Voir : Jacques Poujol, Valérie Duval-Poujol, 10 clés de la vie en couple, Tharaux, Empreinte Temps Présent, 2011

André Comte-Sponville, Le sexe ni la mort. Trois essais sur l’amour et la sexualité, Paris, Albin Michel, 2012, p.325

Tous les pharisiens ne pensaient pas comme lui !

André Comte-Sponville, Le sexe ni la mort. Trois essais sur l’amour et la sexualité, Paris, Albin Michel, 2012, p.317

L'auteur parle d'un mariage.

Probable allusion à Abraham qui a cherché à accomplir la promesse de Dieu à sa manière en couchant avec sa servante sur les recommandations de sa femme.

La trahison de la femme de sa jeunesse est un actes anti-spirituel.

Différencier un mariage chrétien et un mariage non chrétien est fondamental. On ne peut imposer des critères éthiques chrétiens à des gens qui ne veulent pas être chrétiens. Cependant, ces critères devraient être acceptés ouvertement et avec conviction par les deux membres des couples qui veulent se marier à l’Église.

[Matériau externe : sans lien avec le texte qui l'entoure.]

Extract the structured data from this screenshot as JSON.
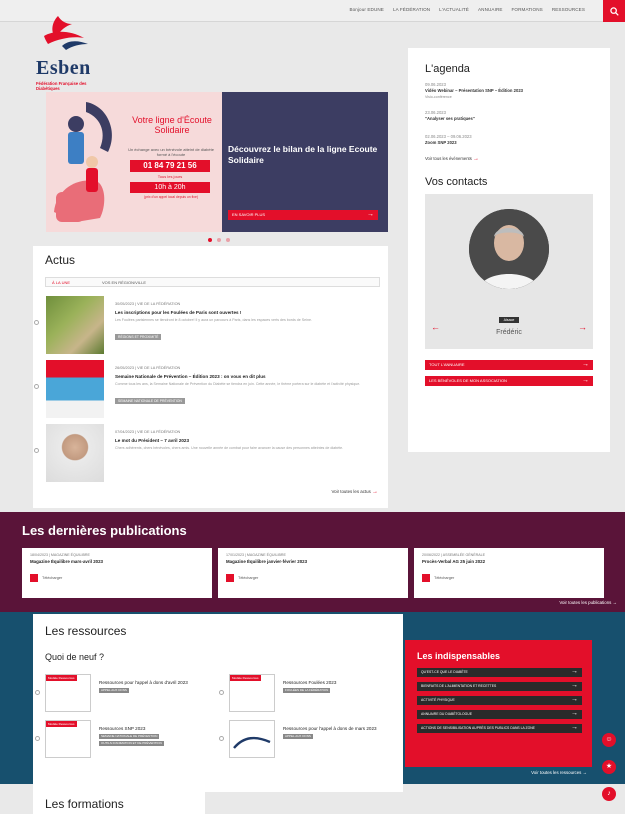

On ne peut accepter de marier à l’Église des couples dont l'un seulement des membres est chrétien (ce qui déjà, d'un point de vue des convictions pose question quant à celui des deux qui se dit chrétien).

10  Cette écriture aussi fait un lien entre la relation sexuelle des époux et la relation de prière avec Dieu.